Come è noto sarà probabilmente la famiglia politica del Ppe, cui Tajani appartiene, ad esprimere ancora il Presidente della Commissione europea dopo il 2019.
Nei lunghi anni che ha passato nelle istituzioni comunitarie, Tajani ha ricoperto sia l’incarico di vice presidente della Commissione, che quello di presidente dell’Europarlamento. È riuscito a conquistarsi la fiducia e la stima dei colleghi parlamentari, degli alti funzionari della Commissione e anche delle cancellerie europee. Questo lo porta ad avere un’autorevolezza a livello di istituzioni comunitarie che davvero ne fa il candidato perfetto per la presidenza della prossima Commissione. Che mai potremmo avere con un altro candidato, con una storia diversa dalla sua.
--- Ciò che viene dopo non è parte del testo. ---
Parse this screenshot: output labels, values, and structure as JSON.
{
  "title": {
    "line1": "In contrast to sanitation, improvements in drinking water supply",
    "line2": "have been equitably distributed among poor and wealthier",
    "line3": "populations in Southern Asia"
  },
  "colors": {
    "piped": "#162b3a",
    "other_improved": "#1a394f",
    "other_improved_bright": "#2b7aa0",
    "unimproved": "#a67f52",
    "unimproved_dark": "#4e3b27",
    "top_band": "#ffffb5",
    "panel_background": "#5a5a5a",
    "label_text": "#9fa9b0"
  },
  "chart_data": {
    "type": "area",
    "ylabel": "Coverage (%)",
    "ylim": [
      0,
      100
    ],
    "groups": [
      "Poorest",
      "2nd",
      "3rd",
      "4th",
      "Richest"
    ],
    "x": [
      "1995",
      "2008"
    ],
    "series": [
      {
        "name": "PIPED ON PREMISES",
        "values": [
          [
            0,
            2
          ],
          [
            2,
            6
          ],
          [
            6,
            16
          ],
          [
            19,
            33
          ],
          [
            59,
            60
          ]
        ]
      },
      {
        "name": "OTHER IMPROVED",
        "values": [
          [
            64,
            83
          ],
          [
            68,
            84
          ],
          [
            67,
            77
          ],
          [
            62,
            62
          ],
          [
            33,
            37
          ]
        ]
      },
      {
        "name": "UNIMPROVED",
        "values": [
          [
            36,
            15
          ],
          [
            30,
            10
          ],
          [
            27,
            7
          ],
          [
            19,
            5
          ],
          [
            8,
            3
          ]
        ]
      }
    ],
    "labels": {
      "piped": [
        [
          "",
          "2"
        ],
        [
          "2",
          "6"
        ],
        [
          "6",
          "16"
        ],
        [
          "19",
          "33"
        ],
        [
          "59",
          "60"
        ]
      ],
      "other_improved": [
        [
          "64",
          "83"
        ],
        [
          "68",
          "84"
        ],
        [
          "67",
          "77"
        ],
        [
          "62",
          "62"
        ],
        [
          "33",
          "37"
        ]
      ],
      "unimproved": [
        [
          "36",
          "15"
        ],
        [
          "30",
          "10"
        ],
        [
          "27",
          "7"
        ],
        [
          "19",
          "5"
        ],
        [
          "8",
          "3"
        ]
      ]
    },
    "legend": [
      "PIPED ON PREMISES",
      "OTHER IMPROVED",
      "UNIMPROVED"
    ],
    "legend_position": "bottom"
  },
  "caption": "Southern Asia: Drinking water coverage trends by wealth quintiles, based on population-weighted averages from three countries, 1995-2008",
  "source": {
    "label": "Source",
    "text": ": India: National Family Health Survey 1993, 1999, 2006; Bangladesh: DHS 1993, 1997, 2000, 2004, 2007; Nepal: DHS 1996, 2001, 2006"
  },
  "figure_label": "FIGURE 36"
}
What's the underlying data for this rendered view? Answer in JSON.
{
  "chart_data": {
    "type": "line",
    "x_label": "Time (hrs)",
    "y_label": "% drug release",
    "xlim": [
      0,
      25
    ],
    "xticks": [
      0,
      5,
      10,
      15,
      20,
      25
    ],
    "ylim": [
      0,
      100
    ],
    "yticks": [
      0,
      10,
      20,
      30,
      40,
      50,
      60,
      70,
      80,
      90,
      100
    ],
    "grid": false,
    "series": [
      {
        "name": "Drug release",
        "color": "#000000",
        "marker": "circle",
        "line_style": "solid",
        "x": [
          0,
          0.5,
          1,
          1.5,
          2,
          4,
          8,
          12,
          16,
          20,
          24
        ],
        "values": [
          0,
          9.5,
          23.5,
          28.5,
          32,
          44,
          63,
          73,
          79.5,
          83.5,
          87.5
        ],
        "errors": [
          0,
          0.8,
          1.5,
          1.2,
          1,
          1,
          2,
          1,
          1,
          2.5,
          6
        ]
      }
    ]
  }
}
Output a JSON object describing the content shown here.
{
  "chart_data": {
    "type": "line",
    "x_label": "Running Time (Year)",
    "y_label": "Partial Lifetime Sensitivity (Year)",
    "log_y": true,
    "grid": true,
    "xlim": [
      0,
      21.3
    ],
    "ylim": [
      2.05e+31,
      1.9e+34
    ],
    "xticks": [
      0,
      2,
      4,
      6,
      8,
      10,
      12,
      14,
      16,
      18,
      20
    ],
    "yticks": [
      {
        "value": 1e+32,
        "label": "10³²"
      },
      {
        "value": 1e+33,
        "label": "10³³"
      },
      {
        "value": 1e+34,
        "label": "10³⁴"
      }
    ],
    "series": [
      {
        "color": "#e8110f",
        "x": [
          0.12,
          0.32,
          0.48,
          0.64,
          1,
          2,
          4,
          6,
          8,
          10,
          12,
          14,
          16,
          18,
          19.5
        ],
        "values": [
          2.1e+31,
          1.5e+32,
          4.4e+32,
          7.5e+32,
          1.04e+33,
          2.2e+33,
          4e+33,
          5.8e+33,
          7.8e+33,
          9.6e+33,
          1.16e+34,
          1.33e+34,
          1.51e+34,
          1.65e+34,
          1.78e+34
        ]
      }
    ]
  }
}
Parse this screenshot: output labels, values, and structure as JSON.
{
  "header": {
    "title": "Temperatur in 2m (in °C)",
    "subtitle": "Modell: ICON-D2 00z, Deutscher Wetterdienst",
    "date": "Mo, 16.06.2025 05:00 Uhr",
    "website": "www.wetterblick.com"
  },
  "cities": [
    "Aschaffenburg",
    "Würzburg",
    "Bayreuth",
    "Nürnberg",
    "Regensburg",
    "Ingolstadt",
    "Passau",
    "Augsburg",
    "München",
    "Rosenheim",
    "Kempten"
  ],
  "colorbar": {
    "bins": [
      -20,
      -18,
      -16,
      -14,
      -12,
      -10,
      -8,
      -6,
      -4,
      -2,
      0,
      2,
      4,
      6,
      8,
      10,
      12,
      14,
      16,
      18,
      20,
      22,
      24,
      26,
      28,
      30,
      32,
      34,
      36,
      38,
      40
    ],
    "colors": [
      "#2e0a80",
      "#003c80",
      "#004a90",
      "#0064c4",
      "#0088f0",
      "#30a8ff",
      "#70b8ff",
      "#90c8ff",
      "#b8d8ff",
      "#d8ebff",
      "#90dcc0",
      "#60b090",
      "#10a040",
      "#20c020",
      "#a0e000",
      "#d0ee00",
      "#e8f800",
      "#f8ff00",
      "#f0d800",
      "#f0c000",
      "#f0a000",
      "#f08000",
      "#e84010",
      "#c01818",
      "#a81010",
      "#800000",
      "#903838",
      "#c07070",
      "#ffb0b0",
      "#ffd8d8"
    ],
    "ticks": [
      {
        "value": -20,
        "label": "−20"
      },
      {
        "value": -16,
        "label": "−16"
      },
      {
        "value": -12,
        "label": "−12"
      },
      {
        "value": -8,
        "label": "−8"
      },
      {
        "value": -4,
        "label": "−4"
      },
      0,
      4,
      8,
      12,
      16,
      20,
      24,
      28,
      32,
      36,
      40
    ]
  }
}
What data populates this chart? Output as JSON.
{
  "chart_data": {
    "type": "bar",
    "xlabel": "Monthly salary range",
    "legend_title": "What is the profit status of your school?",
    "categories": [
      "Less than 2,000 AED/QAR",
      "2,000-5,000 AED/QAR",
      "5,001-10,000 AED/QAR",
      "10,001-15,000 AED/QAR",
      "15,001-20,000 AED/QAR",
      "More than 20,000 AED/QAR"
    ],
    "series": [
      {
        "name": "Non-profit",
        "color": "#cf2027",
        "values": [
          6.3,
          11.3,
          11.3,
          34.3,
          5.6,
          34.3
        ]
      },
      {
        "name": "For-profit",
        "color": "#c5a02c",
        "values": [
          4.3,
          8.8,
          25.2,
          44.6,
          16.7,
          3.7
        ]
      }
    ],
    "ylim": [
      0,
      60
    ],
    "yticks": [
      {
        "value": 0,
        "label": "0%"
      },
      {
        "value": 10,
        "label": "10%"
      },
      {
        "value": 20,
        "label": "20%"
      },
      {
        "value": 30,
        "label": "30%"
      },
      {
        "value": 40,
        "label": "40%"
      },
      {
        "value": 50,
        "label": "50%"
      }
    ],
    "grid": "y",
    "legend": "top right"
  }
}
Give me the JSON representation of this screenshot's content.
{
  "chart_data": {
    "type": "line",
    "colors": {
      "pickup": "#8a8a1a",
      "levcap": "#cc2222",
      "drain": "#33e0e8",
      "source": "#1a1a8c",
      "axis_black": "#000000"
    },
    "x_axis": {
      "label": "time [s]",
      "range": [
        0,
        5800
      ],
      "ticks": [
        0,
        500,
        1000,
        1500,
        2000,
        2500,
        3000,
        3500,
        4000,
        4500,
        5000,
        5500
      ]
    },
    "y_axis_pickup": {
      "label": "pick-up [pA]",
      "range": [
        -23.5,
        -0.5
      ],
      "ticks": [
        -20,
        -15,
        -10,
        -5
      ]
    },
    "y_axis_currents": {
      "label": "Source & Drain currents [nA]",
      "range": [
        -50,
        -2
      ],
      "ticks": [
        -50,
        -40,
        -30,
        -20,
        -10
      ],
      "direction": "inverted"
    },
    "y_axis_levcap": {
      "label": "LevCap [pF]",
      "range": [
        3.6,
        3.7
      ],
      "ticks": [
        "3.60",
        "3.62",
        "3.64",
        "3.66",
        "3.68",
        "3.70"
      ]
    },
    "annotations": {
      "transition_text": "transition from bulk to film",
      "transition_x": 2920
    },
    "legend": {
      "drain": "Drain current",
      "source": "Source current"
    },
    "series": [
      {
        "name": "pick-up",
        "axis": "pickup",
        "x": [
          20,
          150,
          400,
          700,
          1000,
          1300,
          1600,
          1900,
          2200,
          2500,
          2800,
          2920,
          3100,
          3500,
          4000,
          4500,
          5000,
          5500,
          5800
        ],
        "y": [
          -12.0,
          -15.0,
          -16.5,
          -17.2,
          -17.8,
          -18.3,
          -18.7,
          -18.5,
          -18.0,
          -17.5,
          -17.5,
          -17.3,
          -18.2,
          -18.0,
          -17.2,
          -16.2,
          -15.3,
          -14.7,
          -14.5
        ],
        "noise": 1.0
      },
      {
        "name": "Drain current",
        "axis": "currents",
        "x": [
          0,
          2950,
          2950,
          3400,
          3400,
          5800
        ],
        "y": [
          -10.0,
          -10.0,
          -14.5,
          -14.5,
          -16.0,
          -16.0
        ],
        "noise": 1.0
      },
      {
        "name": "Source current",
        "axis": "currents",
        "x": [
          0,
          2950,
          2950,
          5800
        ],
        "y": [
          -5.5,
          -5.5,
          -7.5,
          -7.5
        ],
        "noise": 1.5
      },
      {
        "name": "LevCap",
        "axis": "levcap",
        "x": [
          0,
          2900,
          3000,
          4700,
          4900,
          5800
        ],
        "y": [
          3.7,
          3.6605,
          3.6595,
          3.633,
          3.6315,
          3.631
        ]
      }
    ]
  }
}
Con un Governo capace di battere i pugni sul tavolo e di far valere le sue ragioni e la perdita simultanea di due poltrone chiave in Europa, come appunto l’Europarlamento e la Bce, l’Italia ha la concreta possibilità di aggiudicarsi, con Antonio Tajani, la presidenza della Commissione Europea nel 2019.
Berlusconi è un uomo che conosce gli equilibri internazionali e ben comprende cosa potrebbe voler dire, per l’Italia, aggiudicarsi la poltrona più importante che Bruxelles possa offrire. A urne chiuse anche di questo toccherà tenere conto.